But Cordina says the NSO is not rewriting economic history, although people like Vince Farrugia, the director general of the Chamber of SMEs, claim that a lot of electioneering in the past profited from claims of GDP figures which we know today, were not as high as previously believed. “It’s a sizeable chunk of our GDP that has been knocked off, it means that we weren’t as high flying as some government may have made us out to be.”
Controversy erupted after the NSO issued provisional estimates for the third quarter of 2006, in which it revised downward GDP data from 1996 to 2003, while appraising the stats for Prime Minister Lawrence Gonzi’s three years in government from 2004 onwards. The changes came about because of the ESA95 (European System of Accounts) model for collecting statistics.
But the changes were enough to catch the Labour press’s eye on the surprise revision downwards of GDP.
In fact, Cordina says the NSO will enhance its communication with the media on statistical practices with a series of regular press conferences being organised.

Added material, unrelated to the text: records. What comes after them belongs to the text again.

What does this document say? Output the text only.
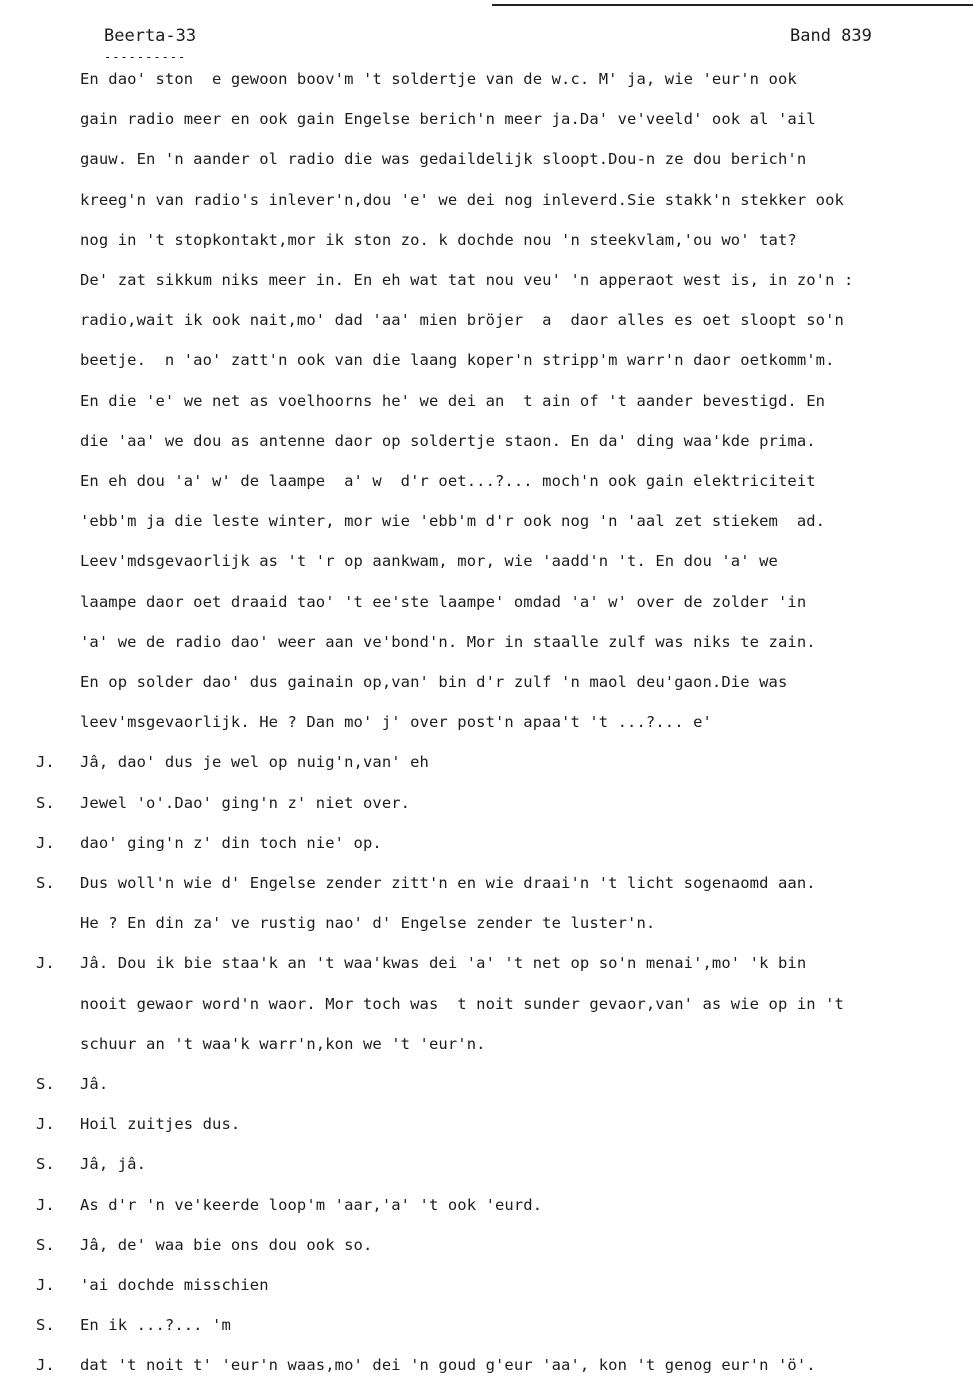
Beerta-33
----------
Band 839
En dao' ston  e gewoon boov'm 't soldertje van de w.c. M' ja, wie 'eur'n ook
gain radio meer en ook gain Engelse berich'n meer ja.Da' ve'veeld' ook al 'ail
gauw. En 'n aander ol radio die was gedaildelijk sloopt.Dou-n ze dou berich'n
kreeg'n van radio's inlever'n,dou 'e' we dei nog inleverd.Sie stakk'n stekker ook
nog in 't stopkontakt,mor ik ston zo. k dochde nou 'n steekvlam,'ou wo' tat?
De' zat sikkum niks meer in. En eh wat tat nou veu' 'n apperaot west is, in zo'n :
radio,wait ik ook nait,mo' dad 'aa' mien bröjer  a  daor alles es oet sloopt so'n
beetje.  n 'ao' zatt'n ook van die laang koper'n stripp'm warr'n daor oetkomm'm.
En die 'e' we net as voelhoorns he' we dei an  t ain of 't aander bevestigd. En
die 'aa' we dou as antenne daor op soldertje staon. En da' ding waa'kde prima.
En eh dou 'a' w' de laampe  a' w  d'r oet...?... moch'n ook gain elektriciteit
'ebb'm ja die leste winter, mor wie 'ebb'm d'r ook nog 'n 'aal zet stiekem  ad.
Leev'mdsgevaorlijk as 't 'r op aankwam, mor, wie 'aadd'n 't. En dou 'a' we
laampe daor oet draaid tao' 't ee'ste laampe' omdad 'a' w' over de zolder 'in
'a' we de radio dao' weer aan ve'bond'n. Mor in staalle zulf was niks te zain.
En op solder dao' dus gainain op,van' bin d'r zulf 'n maol deu'gaon.Die was
leev'msgevaorlijk. He ? Dan mo' j' over post'n apaa't 't ...?... e'
J. Jâ, dao' dus je wel op nuig'n,van' eh
S. Jewel 'o'.Dao' ging'n z' niet over.
J. dao' ging'n z' din toch nie' op.
S. Dus woll'n wie d' Engelse zender zitt'n en wie draai'n 't licht sogenaomd aan.
He ? En din za' ve rustig nao' d' Engelse zender te luster'n.
J. Jâ. Dou ik bie staa'k an 't waa'kwas dei 'a' 't net op so'n menai',mo' 'k bin
nooit gewaor word'n waor. Mor toch was  t noit sunder gevaor,van' as wie op in 't
schuur an 't waa'k warr'n,kon we 't 'eur'n.
S. Jâ.
J. Hoil zuitjes dus.
S. Jâ, jâ.
J. As d'r 'n ve'keerde loop'm 'aar,'a' 't ook 'eurd.
S. Jâ, de' waa bie ons dou ook so.
J. 'ai dochde misschien
S. En ik ...?... 'm
J. dat 't noit t' 'eur'n waas,mo' dei 'n goud g'eur 'aa', kon 't genog eur'n 'ö'.
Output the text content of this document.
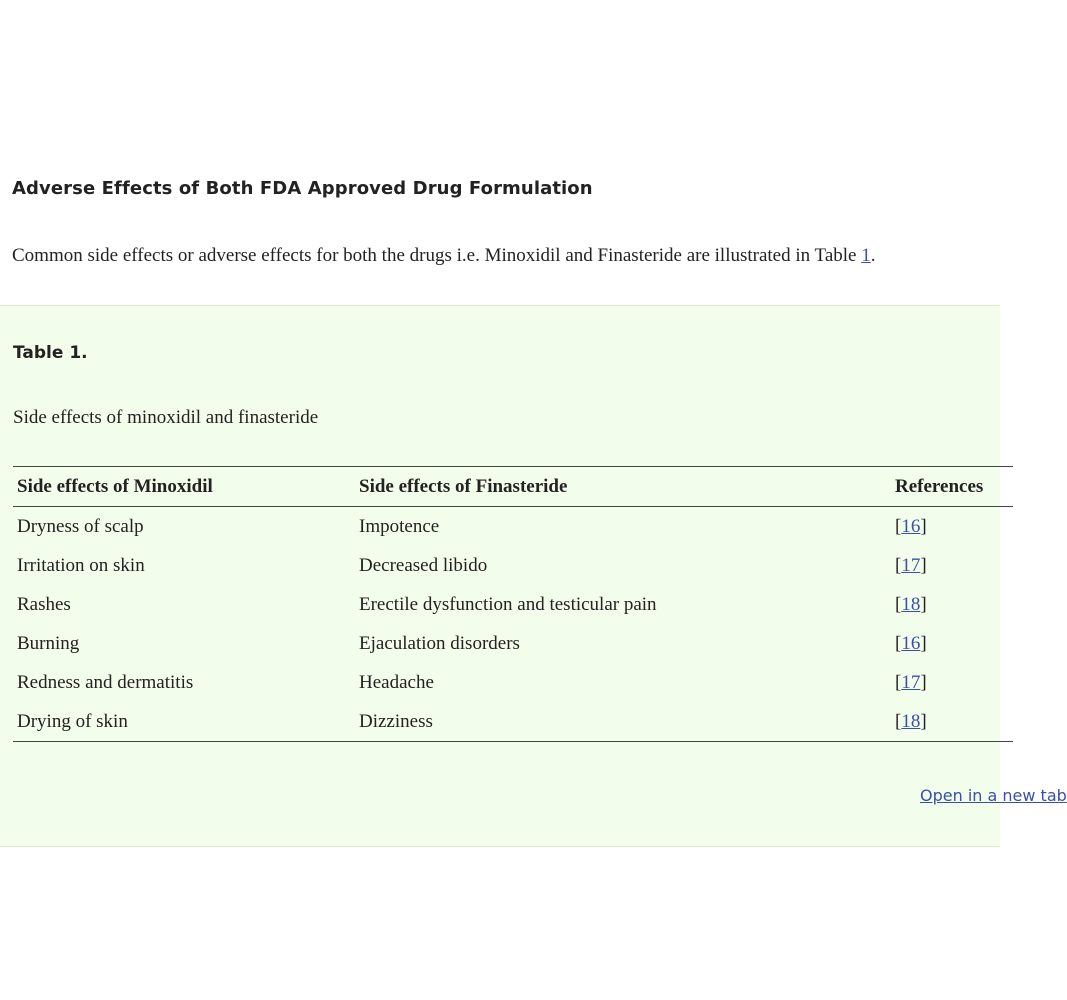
Adverse Effects of Both FDA Approved Drug Formulation
Common side effects or adverse effects for both the drugs i.e. Minoxidil and Finasteride are illustrated in Table 1.
Table 1.
Side effects of minoxidil and finasteride
Side effects of Minoxidil	Side effects of Finasteride	References
Dryness of scalp	Impotence	[16]
Irritation on skin	Decreased libido	[17]
Rashes	Erectile dysfunction and testicular pain	[18]
Burning	Ejaculation disorders	[16]
Redness and dermatitis	Headache	[17]
Drying of skin	Dizziness	[18]
Open in a new tab
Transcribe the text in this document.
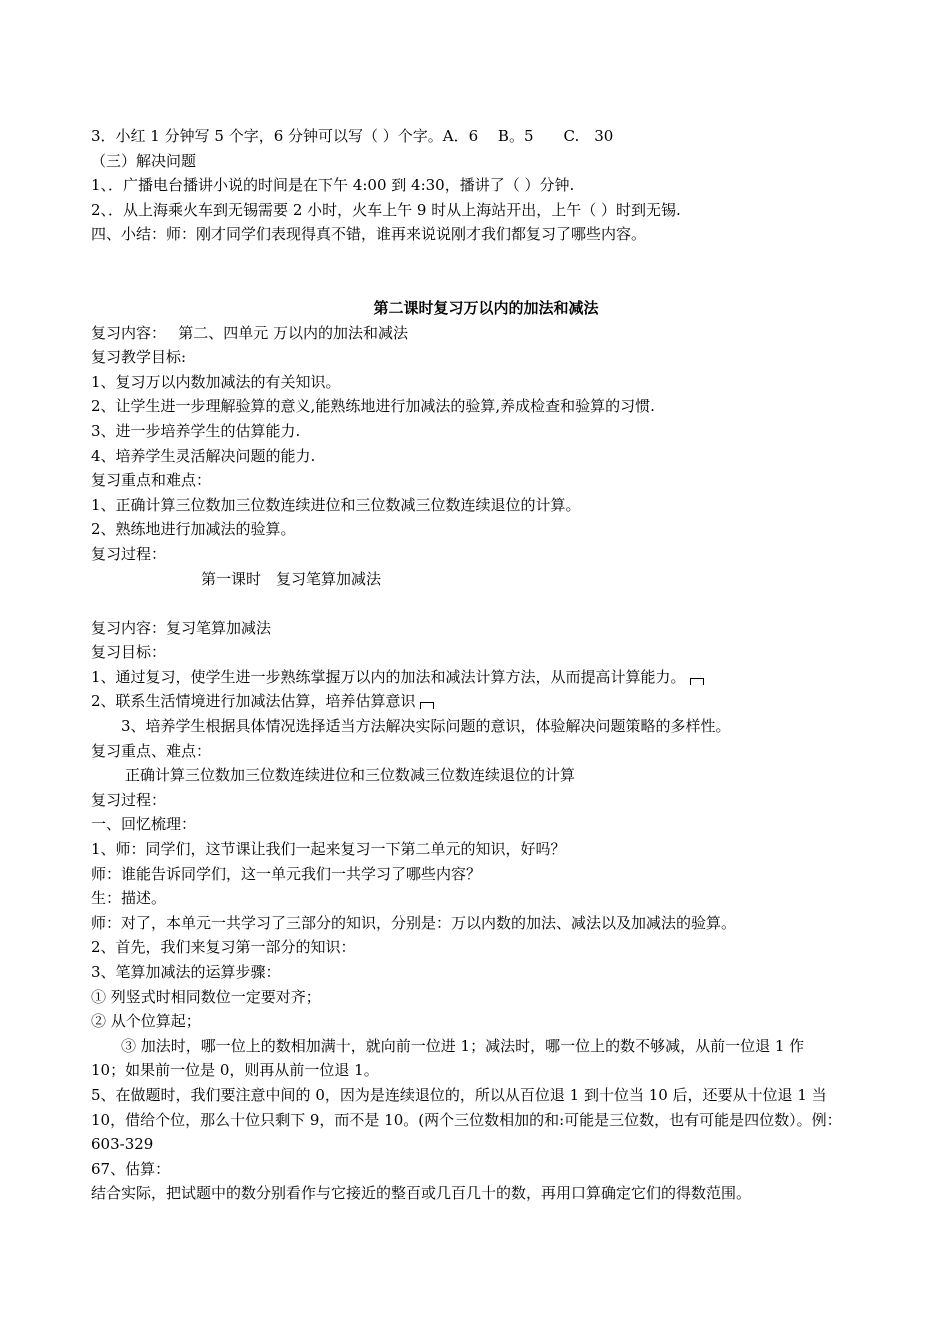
3．小红 1 分钟写 5 个字，6 分钟可以写（ ）个字。A．6　 B。5　　C.　30
（三）解决问题
1、．广播电台播讲小说的时间是在下午 4:00 到 4:30，播讲了（ ）分钟.
2、．从上海乘火车到无锡需要 2 小时，火车上午 9 时从上海站开出，上午（ ）时到无锡.
四、小结：师：刚才同学们表现得真不错，谁再来说说刚才我们都复习了哪些内容。
第二课时复习万以内的加法和减法
复习内容：　 第二、四单元 万以内的加法和减法
复习教学目标:
1、复习万以内数加减法的有关知识。
2、让学生进一步理解验算的意义,能熟练地进行加减法的验算,养成检查和验算的习惯.
3、进一步培养学生的估算能力.
4、培养学生灵活解决问题的能力.
复习重点和难点：
1、正确计算三位数加三位数连续进位和三位数减三位数连续退位的计算。
2、熟练地进行加减法的验算。
复习过程：
第一课时　复习笔算加减法
复习内容：复习笔算加减法
复习目标：
1、通过复习，使学生进一步熟练掌握万以内的加法和减法计算方法，从而提高计算能力。
2、联系生活情境进行加减法估算，培养估算意识
3、培养学生根据具体情况选择适当方法解决实际问题的意识，体验解决问题策略的多样性。
复习重点、难点：
正确计算三位数加三位数连续进位和三位数减三位数连续退位的计算
复习过程：
一、回忆梳理：
1、师：同学们，这节课让我们一起来复习一下第二单元的知识，好吗？
师：谁能告诉同学们，这一单元我们一共学习了哪些内容？
生：描述。
师：对了，本单元一共学习了三部分的知识，分别是：万以内数的加法、减法以及加减法的验算。
2、首先，我们来复习第一部分的知识：
3、笔算加减法的运算步骤：
① 列竖式时相同数位一定要对齐；
② 从个位算起；
③ 加法时，哪一位上的数相加满十，就向前一位进 1；减法时，哪一位上的数不够减，从前一位退 1 作
10；如果前一位是 0，则再从前一位退 1。
5、在做题时，我们要注意中间的 0，因为是连续退位的，所以从百位退 1 到十位当 10 后，还要从十位退 1 当
10，借给个位，那么十位只剩下 9，而不是 10。(两个三位数相加的和:可能是三位数，也有可能是四位数）。例：
603-329
67、估算：
结合实际，把试题中的数分别看作与它接近的整百或几百几十的数，再用口算确定它们的得数范围。
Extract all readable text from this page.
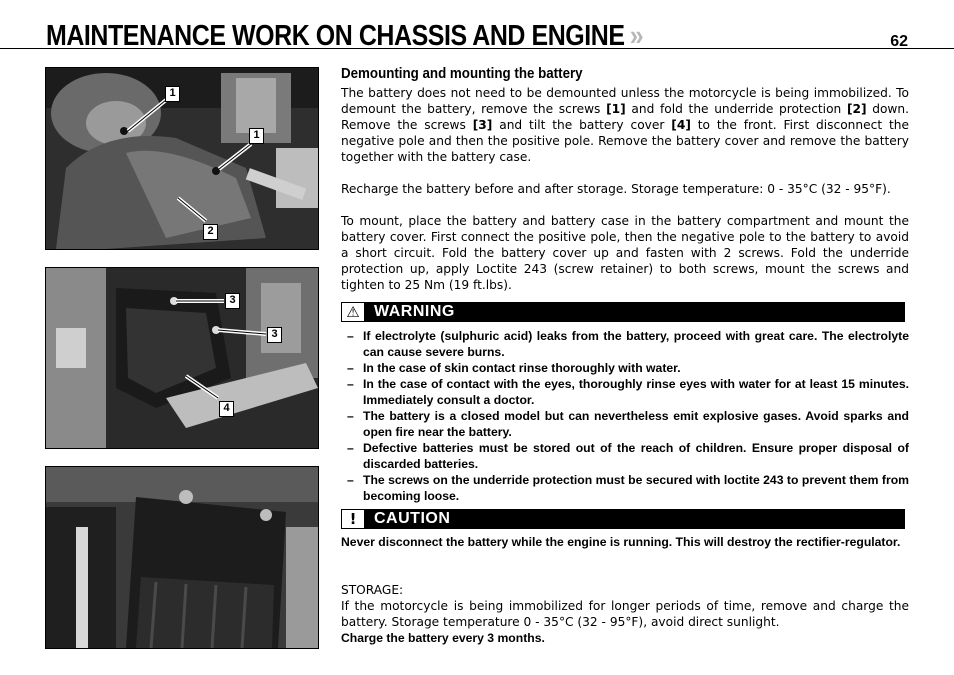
MAINTENANCE WORK ON CHASSIS AND ENGINE »	62
1
1
2
3
3
4
Demounting and mounting the battery

The battery does not need to be demounted unless the motorcycle is being immobilized. To demount the battery, remove the screws [1] and fold the underride protection [2] down. Remove the screws [3] and tilt the battery cover [4] to the front. First disconnect the negative pole and then the positive pole. Remove the battery cover and remove the battery together with the battery case.

Recharge the battery before and after storage. Storage temperature: 0 - 35°C (32 - 95°F).

To mount, place the battery and battery case in the battery compartment and mount the battery cover. First connect the positive pole, then the negative pole to the battery to avoid a short circuit. Fold the battery cover up and fasten with 2 screws. Fold the underride protection up, apply Loctite 243 (screw retainer) to both screws, mount the screws and tighten to 25 Nm (19 ft.lbs).

⚠ WARNING
– If electrolyte (sulphuric acid) leaks from the battery, proceed with great care. The electrolyte can cause severe burns.
– In the case of skin contact rinse thoroughly with water.
– In the case of contact with the eyes, thoroughly rinse eyes with water for at least 15 minutes. Immediately consult a doctor.
– The battery is a closed model but can nevertheless emit explosive gases. Avoid sparks and open fire near the battery.
– Defective batteries must be stored out of the reach of children. Ensure proper disposal of discarded batteries.
– The screws on the underride protection must be secured with loctite 243 to prevent them from becoming loose.
!	CAUTION

Never disconnect the battery while the engine is running. This will destroy the rectifier-regulator.

STORAGE:

If the motorcycle is being immobilized for longer periods of time, remove and charge the battery. Storage temperature 0 - 35°C (32 - 95°F), avoid direct sunlight.

Charge the battery every 3 months.
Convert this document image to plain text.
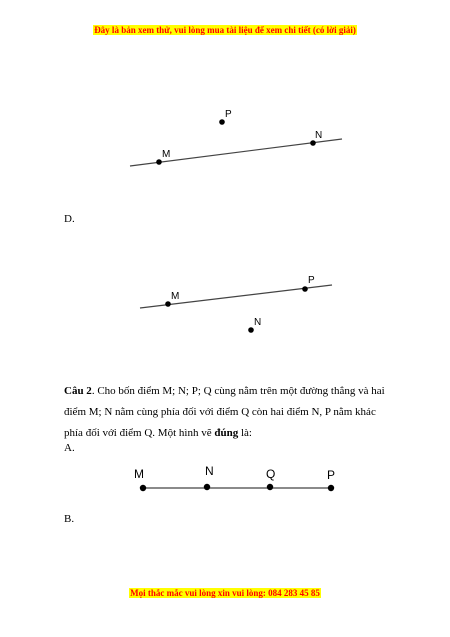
Đây là bản xem thử, vui lòng mua tài liệu để xem chi tiết (có lời giải)
P
N
M
D.
M
P
N
Câu 2. Cho bốn điểm M; N; P; Q cùng nằm trên một đường thẳng và hai điểm M; N nằm cùng phía đối với điểm Q còn hai điểm N, P nằm khác phía đối với điểm Q. Một hình vẽ đúng là:
A.
M	N	Q	P
B.
Mọi thắc mắc vui lòng xin vui lòng: 084 283 45 85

According to Cordina, the revisions do not significantly affect the historical growth profile of the economy. The revisions downwards in the 1990s statistics reflect the fact that new data and information has only been published recently for the first time on an ESA1995 basis, while the appraisal of the 2004 and 2005 GDP data came about as more information on activities, mainly services, were becoming available. Malta Statistics Authority chairman Reno Camilleri said the revisions were based on fresh information the NSO had obtained in the past months. The figures were also verified with the European Union’s statistics authority Eurostat.
Revisions to GDP data also reflected downward adjustments to the output of the manufacturing sector to further align the system with new structural business statistics that are now becoming available.
The newly-appointed director-general Gordon Cordina, an economist who came out publicly on the pro-EU campaign in the 2003 referendum, chooses not to answer politicians. Labour MP Leo Brincat has called him “a political animal” for having stood on the Nationalist Party’s campaign podium on the eve of the referendum. “I don’t answer politicians,” Cordina says, eager to stay out of controversy. Even former Nationalist minister John Dalli has expressed concern at what sort of signal the revised stats would send to credit rating agencies.
Cordina says he cannot even comment on what this may mean for the European Commission currently monitoring our convergence to the Euro. “I only present independent and objective data.”
In fact, the new figures confirm that economic growth in 2002 was actually less, 1.9%, than previously believed (2.2%).